Another LAOS analysis method uses the profile of \( {G}_1^{\prime } \) and \( {G}_1^{\prime \prime } \) as a function of input strain amplitude to provide information related to the microstructure of complex fluids. Four different types of nonlinear viscoelastic behavior are defined as Type I, or strain thinning; Type II, or strain hardening; Type III, or weak strain overshoot; and Type IV, or strong strain overshoot (Hyun et al. 2002). Studies conducted on food materials showed that fresh gels of gelatin-alginate (1:1 concentration ratio) exhibited Type IV behavior, in which both G′ and G″ increased to a maximum and then decreased in the nonlinear viscoelastic region. Layer gels, however, showed Type III behavior, with steadily decreasing G′ values and increasing and then decreasing (overshoot) G″ values (Goudoulas and Germann 2017). Crosslinked tapioca starch with added guar gum and xanthan gum showed Type III behavior, while gels made with crosslinked tapioca starch and either guar gum or xanthan gum showed Type I behavior, with both G′ and G″ values decreasing continuously in the nonlinear viscoelastic region (Fuongfuchat et al. 2012). Fat crystals have also been shown to exhibit Type III behavior (Macias-Rodriguez et al. 2018).

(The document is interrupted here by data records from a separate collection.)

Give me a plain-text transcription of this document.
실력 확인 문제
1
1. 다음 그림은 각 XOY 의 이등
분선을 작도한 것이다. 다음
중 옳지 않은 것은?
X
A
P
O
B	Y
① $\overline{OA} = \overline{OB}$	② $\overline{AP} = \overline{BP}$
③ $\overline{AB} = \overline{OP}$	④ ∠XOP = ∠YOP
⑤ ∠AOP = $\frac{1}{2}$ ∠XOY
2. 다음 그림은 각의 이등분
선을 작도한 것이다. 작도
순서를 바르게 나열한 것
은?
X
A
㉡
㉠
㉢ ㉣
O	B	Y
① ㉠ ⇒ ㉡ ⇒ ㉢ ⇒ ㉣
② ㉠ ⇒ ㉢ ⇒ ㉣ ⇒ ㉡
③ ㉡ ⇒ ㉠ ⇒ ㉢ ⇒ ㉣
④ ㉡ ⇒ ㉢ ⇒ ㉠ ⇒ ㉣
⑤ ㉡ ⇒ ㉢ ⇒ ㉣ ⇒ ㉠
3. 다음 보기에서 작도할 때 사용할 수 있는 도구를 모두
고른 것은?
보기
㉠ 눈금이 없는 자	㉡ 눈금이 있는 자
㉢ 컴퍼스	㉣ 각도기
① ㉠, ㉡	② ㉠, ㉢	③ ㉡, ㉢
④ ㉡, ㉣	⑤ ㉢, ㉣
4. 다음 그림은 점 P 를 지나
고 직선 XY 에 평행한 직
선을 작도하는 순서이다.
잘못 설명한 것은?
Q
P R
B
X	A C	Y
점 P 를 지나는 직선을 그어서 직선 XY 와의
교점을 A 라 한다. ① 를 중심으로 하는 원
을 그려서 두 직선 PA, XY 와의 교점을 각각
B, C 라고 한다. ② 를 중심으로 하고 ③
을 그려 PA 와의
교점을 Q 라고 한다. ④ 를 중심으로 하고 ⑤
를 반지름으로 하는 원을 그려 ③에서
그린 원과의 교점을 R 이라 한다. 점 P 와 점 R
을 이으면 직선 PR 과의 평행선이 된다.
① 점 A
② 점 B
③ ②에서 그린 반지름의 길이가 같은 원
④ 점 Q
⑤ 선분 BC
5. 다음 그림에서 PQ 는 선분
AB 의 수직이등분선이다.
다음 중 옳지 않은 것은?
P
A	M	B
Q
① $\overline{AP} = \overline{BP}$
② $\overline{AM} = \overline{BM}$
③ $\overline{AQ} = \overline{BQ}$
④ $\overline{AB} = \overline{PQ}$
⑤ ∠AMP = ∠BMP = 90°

Several studies on food products have linked LAOS data to applications that impose large deformations on materials. Dough development throughout farinograph mixing was monitored for wheat dough samples through LAOS tests (Yazar et al. 2016a, b). \( {G}_L^{\prime } \) and \( {G}_{\mathrm{M}}^{\prime } \) values for gluten-free dough samples were correlated to loaf volume of the resulting bread samples (Yazar et al. 2017a). This correlation generated a better understanding of how final product quality was impacted by both the deformations dough samples undergo during fermentation and baking and the capacity of the dough to endure these deformations. LAOS behavior has also been linked to tribological parameters of concentrated emulsions with added fish gelatin–gum Arabic mixture (Anvari and Joyner (Melito) 2018) and Alyssum homolocarpum seed gum (Anvari et al. 2018). The results of both LAOS and tribological tests were attributed to the different molecular structure features of the samples, as well as how those molecular structures were disturbed during testing. Determining relationships between food microstructure and LAOS and other rheological data is important, as it can provide information about food mechanical and friction properties that may contribute to their sensory behaviors.

4 Conclusions

LAOS parameters can be utilized to capture the unique nonlinear behaviors of semisolid foods such as yogurt, wheat flour dough, gluten, mayonnaise, and tomato paste. The emergence of nonlinearities are observed by the change in the shape of the periodic stress response to a sinusoidal strain input, typically displayed as a Lissajous-Bowditch plot. These plots can display the total stress versus strain, the elastic stress versus strain, or the viscous stress versus strain rate. In addition, nonlinear viscoelastic information can be determined from the intracycle strain moduli (\( {G}_L^{\prime } \), \( {G}_M^{\prime } \)) and instantaneous viscosities (\( {\eta}_L^{\prime } \), \( {\eta}_M^{\prime } \)) (Ewoldt et al. 2008). Moreover, G′ and G″ for the whole strain range help determine the overall type of nonlinear viscoelastic behavior exhibited by a given semisolid food (Hyun et al. 2002), while Chebyshev coefficients (particularly e3/e1 and v3/v1, since the signs of the third-order harmonics indicate the driving cause of the deviation from linearity) provide insights regarding the dominating intracycle strain-stiffening or -softening and shear-thickening or -thinning behavior (Ewoldt and Bharadwaj 2013). This information can be coupled with the information obtained through the Lissaous-Bowditch curves and S and T parameters. The LAOS technique is therefore a useful tool that can mimic the large deformations these food products are exposed to during manufacturing and oral processing. A wide range of examples for utilizing LAOS parameters on different semisolid foods revealed that the LAOS technique is able to probe the differences occurring in material nonlinearities due to production process parameters, oral processing, and formulation variation that cannot be fully probed by empirical rheological testing methods or fundamental SAOS tests.